In 2024, total US imports from AGOA-eligible countries reached approximately $29.4 billion, with minerals and chemicals accounting for $10.2 billion, followed by metals, machinery, and transportation at $4.6 billion, and agriculture and food at $2.7 billion. Without AGOA, many of these exports—particularly those in value-added segments—would be exposed to tariffs that could significantly reduce their price competitiveness in the American market.

For economies such as Lesotho, Eswatini, and Kenya, where apparel exports to the United States have been major sources of formal employment, the potential expiry presents a critical policy dilemma. In countries like Ethiopia and Madagascar, AGOA has stimulated the development of industrial parks and attracted foreign direct investment in labour-intensive manufacturing. The removal of preferential access could slow the progress of such industrialisation efforts, amplifying vulnerabilities in economies still transitioning away from commodity dependence.

Yet, while uncertainty surrounds the stance of the current US administration regarding AGOA’s renewal, China’s recent introduction of a tariff-free trade policy with 53 African countries represents a shifting trade horizon that could reshape Africa’s global partnerships. Under this arrangement, African nations can export a wide range of goods to China duty-free, providing an alternative and potentially more predictable market for diversification. Beijing’s policy aligns with its broader strategy of strengthening South–South cooperation and supporting industrial development across the continent through initiatives such as the Forum on China–Africa Cooperation (FOCAC).

This evolving dynamic signals that Africa’s trade future may increasingly depend on multipolar engagement—diversifying not only products but also partners. Rather than viewing AGOA’s potential expiry as an existential setback, many African economists argue that it could serve as a moment to deepen intra-African collaboration under the African Continental Free Trade Area (AfCFTA). The AfCFTA, launched in 2021, seeks to integrate a market of over 1.4 billion people and aims to increase intra-African trade by over 50% in the coming decade through harmonised tariffs and reduced non-tariff barriers.

By leveraging both the AfCFTA and emerging trade partnerships with China and other regions of the Global South, African economies could strengthen regional value chains and reduce exposure to the policy uncertainties of external markets. However, experts caution that this strategy requires far greater coordination among African governments, private sectors, and regional economic communities to ensure equitable participation and avoid replicating dependency patterns under new partners.

UNCTAD’s analysis underscores that AGOA has played a significant role in reshaping Africa’s export structure by encouraging diversification beyond extractive industries. Yet, it also notes that such gains remain fragile without complementary industrial and trade policies at the continental and national levels. In the absence of renewal, the report cautions, “the expiry of AGOA could undermine progress toward export diversification and inclusive growth in Sub-Saharan Africa.”

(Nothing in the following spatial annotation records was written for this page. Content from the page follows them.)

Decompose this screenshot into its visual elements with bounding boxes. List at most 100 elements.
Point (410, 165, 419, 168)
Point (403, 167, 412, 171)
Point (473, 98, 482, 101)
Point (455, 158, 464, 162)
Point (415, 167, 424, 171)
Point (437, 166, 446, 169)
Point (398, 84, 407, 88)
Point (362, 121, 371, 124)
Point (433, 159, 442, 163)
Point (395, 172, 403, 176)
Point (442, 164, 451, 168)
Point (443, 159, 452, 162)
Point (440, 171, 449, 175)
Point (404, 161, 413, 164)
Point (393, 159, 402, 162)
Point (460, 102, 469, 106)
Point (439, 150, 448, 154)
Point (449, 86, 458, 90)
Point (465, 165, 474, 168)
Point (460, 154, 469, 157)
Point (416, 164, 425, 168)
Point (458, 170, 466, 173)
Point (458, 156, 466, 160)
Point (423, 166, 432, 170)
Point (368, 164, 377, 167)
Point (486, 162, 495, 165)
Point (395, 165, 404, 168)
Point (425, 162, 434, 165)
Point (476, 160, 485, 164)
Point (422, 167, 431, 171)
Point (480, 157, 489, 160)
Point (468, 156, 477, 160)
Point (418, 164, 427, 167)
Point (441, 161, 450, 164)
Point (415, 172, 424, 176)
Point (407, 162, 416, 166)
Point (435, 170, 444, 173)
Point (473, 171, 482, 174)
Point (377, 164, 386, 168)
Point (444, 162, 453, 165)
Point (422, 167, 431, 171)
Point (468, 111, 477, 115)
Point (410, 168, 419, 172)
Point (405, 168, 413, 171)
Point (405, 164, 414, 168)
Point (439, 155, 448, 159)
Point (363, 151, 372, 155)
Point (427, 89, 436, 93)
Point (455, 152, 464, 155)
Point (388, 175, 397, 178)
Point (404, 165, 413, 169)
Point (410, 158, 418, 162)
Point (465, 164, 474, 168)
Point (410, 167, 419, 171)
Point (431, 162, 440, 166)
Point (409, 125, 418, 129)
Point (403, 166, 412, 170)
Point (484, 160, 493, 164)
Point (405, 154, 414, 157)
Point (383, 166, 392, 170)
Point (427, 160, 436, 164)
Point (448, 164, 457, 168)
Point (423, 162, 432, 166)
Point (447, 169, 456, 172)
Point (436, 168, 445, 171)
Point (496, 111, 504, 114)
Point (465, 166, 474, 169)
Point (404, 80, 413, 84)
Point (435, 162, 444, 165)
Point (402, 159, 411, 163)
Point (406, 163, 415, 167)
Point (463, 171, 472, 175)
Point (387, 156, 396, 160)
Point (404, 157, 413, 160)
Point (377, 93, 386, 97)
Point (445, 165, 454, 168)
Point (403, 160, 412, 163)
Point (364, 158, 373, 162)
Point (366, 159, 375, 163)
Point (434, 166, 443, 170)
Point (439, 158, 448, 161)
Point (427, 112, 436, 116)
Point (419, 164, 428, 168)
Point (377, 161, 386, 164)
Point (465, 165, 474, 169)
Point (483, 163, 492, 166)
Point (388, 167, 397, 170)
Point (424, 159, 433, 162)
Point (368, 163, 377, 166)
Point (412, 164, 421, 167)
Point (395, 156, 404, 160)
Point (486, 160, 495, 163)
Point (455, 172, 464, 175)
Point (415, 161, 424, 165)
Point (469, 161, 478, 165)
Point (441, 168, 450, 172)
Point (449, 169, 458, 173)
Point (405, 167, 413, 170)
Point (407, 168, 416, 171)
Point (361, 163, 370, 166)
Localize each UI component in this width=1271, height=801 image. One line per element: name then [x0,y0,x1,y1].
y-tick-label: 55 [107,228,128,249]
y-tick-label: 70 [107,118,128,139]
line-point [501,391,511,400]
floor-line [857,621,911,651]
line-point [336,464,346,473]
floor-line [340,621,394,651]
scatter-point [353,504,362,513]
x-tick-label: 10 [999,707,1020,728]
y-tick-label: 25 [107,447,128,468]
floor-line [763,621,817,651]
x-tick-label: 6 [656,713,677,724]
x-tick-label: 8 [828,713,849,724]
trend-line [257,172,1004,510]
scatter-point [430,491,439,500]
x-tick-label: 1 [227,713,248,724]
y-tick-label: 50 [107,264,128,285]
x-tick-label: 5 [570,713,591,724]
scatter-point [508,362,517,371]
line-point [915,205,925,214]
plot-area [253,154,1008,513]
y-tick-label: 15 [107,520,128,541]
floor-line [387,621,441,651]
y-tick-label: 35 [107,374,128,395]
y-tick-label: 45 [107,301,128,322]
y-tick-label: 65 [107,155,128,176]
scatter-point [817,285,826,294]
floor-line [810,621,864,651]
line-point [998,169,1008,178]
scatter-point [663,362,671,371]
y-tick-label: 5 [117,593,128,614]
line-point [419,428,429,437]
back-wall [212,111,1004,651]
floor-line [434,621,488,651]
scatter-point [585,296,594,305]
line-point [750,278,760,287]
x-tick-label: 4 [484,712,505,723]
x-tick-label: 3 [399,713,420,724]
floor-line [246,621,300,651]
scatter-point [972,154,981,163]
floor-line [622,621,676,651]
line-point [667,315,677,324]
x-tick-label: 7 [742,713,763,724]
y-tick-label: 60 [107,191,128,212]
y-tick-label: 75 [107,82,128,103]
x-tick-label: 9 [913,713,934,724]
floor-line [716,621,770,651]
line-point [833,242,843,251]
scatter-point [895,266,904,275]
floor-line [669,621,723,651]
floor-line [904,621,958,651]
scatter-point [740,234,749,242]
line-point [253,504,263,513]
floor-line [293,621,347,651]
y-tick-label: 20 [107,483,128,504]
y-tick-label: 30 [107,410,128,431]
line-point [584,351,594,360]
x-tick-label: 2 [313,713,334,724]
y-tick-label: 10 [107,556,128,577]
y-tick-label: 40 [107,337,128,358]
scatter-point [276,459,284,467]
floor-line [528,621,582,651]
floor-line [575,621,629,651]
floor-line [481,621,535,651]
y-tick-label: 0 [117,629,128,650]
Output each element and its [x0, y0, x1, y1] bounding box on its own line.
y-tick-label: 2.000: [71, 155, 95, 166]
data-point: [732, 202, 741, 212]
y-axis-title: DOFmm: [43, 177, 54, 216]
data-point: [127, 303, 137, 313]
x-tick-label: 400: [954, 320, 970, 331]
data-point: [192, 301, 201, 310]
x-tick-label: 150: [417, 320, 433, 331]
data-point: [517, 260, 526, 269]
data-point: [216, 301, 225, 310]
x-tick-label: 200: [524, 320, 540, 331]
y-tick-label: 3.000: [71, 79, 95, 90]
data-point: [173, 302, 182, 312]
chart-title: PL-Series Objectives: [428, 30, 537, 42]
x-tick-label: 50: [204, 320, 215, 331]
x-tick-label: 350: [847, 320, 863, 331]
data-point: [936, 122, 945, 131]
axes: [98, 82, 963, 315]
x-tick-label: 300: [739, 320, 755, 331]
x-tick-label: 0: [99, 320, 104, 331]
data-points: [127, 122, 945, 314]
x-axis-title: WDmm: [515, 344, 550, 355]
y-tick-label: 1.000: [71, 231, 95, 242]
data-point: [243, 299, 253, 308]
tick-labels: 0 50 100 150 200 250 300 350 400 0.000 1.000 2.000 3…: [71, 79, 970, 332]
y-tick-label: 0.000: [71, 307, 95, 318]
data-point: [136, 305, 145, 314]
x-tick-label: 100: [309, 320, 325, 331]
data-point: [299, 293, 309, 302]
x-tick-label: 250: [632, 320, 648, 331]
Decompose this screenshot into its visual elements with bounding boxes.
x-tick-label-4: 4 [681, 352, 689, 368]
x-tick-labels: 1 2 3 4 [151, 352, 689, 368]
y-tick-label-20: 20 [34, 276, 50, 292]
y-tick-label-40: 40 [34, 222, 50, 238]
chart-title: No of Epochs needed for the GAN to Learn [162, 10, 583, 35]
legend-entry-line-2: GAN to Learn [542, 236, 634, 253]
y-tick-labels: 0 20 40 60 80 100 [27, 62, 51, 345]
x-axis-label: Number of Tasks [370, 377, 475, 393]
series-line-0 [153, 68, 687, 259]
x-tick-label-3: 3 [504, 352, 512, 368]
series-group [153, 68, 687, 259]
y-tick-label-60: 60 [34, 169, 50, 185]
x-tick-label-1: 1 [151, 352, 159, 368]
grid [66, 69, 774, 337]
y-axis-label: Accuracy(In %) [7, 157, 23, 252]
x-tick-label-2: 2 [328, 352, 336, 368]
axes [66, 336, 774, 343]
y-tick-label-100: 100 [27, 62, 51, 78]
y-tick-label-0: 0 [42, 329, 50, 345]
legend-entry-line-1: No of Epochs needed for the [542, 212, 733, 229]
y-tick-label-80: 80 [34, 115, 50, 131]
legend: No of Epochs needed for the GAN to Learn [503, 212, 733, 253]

The decision over AGOA’s future now rests with the United States Congress, where debates over trade preferences and domestic competitiveness are intensifying. For Africa, however, the challenge extends beyond the corridors of Washington. It is about defining a sovereign and sustainable trade future that leverages continental strengths, regional solidarity, and global partnerships grounded in mutual respect and long-term developmental priorities.

Whether AGOA is renewed or not, African governments and private sectors face an inflection point: to either remain dependent on external preferences or to craft a new architecture of trade and production rooted in African agency, innovation, and collaboration.